Crivella e a fuga dos debates

No começo da tarde de hoje, aconteceria no Rio de Janeiro o segundo debate entre os candidatos ao segundo turno da eleição, Marcelo Crivella, do PRB, e Marcelo Freixo, do PSOL. Organizado pelo SBT, em parceria com a Folha de S. Paulo e o portal UOL, o debate foi cancelado depois que Marcelo Crivella decidiu que não participaria desse encontro e de outro, organizado pela TV Record. O candidato deve encontrar com Freixo novamente só no último debate, realizado pela TV Globo no dia 27.

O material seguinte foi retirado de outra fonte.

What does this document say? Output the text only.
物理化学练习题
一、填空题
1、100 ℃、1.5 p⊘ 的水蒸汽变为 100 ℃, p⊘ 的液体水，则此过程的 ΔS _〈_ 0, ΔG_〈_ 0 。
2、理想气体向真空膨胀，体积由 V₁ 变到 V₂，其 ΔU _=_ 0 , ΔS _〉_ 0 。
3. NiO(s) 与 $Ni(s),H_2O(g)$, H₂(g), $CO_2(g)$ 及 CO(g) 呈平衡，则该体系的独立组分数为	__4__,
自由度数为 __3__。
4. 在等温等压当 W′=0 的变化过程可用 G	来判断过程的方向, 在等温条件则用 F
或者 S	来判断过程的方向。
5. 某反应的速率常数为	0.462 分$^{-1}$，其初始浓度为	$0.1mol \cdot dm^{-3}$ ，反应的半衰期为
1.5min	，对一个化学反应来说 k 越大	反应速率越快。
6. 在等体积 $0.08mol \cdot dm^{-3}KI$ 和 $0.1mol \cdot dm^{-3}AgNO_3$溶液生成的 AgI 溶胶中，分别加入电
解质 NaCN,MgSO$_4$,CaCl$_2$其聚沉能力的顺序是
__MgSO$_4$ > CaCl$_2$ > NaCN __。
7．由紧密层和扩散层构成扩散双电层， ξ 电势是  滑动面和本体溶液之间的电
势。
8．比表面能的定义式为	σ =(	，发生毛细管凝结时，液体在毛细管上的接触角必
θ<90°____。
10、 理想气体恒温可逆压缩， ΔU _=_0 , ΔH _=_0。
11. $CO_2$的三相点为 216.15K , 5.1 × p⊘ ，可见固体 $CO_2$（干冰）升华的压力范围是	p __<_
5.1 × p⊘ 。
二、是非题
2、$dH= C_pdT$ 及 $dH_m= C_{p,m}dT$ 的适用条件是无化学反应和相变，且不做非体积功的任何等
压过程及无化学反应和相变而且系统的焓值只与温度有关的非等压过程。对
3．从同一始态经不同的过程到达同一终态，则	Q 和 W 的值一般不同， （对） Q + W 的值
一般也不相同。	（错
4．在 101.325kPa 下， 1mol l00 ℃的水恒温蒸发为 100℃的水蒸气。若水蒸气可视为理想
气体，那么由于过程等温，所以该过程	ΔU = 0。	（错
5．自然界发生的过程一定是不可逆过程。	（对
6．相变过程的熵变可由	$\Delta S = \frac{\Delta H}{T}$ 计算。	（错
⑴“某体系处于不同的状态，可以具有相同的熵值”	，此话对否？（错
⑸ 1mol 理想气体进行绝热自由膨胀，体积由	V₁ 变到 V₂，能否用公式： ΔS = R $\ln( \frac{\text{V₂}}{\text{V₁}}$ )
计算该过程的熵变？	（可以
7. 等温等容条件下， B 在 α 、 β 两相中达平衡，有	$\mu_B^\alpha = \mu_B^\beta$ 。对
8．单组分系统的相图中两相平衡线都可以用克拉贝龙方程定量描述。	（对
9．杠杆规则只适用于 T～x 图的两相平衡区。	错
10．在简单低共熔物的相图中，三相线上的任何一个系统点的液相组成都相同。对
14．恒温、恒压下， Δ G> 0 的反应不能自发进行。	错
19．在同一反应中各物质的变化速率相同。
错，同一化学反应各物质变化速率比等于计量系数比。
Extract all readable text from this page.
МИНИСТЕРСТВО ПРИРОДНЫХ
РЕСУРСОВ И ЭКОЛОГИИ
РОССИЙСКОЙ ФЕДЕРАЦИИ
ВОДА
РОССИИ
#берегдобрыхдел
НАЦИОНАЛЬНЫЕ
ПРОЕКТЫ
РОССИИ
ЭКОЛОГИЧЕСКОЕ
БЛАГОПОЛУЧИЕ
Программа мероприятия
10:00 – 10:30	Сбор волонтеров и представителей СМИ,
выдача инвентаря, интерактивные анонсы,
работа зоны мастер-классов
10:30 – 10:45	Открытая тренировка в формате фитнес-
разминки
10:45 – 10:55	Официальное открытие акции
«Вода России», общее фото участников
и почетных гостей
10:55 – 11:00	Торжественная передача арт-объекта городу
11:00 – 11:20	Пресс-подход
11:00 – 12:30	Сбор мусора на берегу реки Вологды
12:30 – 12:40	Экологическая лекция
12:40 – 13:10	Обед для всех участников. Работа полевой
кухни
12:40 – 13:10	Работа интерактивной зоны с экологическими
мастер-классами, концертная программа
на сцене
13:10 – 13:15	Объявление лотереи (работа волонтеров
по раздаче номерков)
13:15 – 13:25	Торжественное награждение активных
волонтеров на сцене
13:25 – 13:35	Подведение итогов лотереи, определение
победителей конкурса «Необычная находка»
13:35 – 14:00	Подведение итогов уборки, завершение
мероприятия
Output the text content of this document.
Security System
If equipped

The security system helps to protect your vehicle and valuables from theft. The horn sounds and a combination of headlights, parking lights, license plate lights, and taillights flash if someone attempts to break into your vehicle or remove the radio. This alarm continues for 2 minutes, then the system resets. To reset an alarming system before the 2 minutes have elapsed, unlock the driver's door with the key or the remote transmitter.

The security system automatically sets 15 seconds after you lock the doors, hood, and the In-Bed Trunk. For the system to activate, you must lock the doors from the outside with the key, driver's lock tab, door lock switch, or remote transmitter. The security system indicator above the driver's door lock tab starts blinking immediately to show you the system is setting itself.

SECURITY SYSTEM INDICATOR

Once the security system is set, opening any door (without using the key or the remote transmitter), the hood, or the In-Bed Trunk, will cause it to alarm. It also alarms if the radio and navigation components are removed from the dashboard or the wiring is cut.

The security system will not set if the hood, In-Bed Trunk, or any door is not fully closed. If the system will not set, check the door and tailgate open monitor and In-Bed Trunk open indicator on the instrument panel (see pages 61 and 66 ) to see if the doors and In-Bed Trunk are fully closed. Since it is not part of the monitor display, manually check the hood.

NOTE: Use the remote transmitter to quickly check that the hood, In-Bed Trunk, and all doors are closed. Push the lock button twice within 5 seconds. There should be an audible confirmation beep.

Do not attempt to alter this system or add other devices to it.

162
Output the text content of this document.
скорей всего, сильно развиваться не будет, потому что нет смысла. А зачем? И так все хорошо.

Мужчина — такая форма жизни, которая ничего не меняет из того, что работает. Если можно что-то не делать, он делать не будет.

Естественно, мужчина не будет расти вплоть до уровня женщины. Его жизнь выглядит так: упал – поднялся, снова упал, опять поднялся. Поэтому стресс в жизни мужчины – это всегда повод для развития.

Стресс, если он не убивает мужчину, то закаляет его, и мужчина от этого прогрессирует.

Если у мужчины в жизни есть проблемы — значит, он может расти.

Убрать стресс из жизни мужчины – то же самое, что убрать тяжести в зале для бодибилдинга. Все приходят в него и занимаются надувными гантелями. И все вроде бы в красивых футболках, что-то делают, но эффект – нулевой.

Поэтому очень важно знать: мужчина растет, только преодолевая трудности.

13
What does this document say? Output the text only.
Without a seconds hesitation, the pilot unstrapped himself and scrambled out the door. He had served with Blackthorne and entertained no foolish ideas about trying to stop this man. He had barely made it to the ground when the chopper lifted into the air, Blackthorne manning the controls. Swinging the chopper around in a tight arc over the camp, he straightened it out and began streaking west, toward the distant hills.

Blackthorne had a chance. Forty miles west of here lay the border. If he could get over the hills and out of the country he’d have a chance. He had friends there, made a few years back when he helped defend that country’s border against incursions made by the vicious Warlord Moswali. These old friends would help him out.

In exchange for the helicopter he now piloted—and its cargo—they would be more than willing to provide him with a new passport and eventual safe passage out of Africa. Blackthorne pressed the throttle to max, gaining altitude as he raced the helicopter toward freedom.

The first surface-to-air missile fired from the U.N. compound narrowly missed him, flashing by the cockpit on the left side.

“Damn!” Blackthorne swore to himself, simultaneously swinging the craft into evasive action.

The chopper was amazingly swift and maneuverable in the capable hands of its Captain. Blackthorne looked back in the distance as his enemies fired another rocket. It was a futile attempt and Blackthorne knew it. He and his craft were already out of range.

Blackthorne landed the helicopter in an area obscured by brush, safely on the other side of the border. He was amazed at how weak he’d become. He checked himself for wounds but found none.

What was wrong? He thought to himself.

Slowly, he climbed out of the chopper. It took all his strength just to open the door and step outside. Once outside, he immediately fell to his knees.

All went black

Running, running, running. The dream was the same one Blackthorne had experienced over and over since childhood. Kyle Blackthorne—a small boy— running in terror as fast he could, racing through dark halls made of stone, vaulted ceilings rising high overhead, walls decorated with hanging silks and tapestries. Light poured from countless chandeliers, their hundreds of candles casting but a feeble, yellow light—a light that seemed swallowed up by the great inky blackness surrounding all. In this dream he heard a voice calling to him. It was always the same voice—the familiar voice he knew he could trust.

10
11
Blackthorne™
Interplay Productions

Liderando as pesquisas, o candidato do PRB não quer dar margem para o azar, ou a chance de entrar em alguma polêmica que possa prejudica-lo nas pesquisas. A tática foi usada, por exemplo, pelo prefeito reeleito ACM Neto em Salvador. Liderando com ampla vantagem, ACM só compareceu ao debate da Globo. Se reelegeu em primeiro turno. Celso Russomanno, colega de partido de Crivella, também adotou a tática em 2012. Deixou de comparecer a alguns debates quando liderava com folga a corrida para a prefeitura. Acabou em terceiro, não chegando nem ao segundo turno. Em 2006, quando ainda alimentava esperanças de vencer em primeiro turno, o ex-presidente Luiz Inácio Lula da Silva também deixou de comparecer ao último debate, da Rede Globo. Acabou tendo que enfrentar Geraldo Alckmin no segundo turno.

Neste ano, Russomanno chegou a cogitar ter a mesma estratégia enquanto liderava as pesquisas. Decidiu comparecer, mas também acabou na terceira colocação nas eleições. Uma das diferenças é que Crivella está no segundo turno e, sem ele, o debate não acontece. Mesmo assim, é difícil saber o que a população acha dessa fuga. A aposta do candidato é que ela passará despercebida. “Não aparecer no debate com certeza é negativo para o candidato, porque fica claro que ele está tentando fugir de um confronto. Mas como o Crivella tem uma vantagem significativa nas pesquisas, provavelmente essa negação não será o suficiente para que Freixo vire o jogo”, diz Francisco Almeida, analista político da consultoria Barral M Jorge.

Ao considerar a corrida como ganha, atitudes como a de Crivella significam a perda de uma oportunidade relevante de discutir os problemas da cidade e ajudar o eleitor indeciso. Exemplo de que o debate de ideias pode ser benéfico está em uma sabatina organizada pelo Jornal Extra na tarde de ontem. Em ato falho, Crivella respondeu uma pergunta defendendo que ele, “que é o próximo prefeito”, deveria ter recebido mais informações do atual ocupante do cargo, Eduardo Paes, a respeito das Olimpíadas. As pesquisas, até aqui, apontam que Crivella está certo. Vamos ver se a fuga dos debates fará essa tendência continuar – ou se o resultado será contrário ao esperado pelo candidato.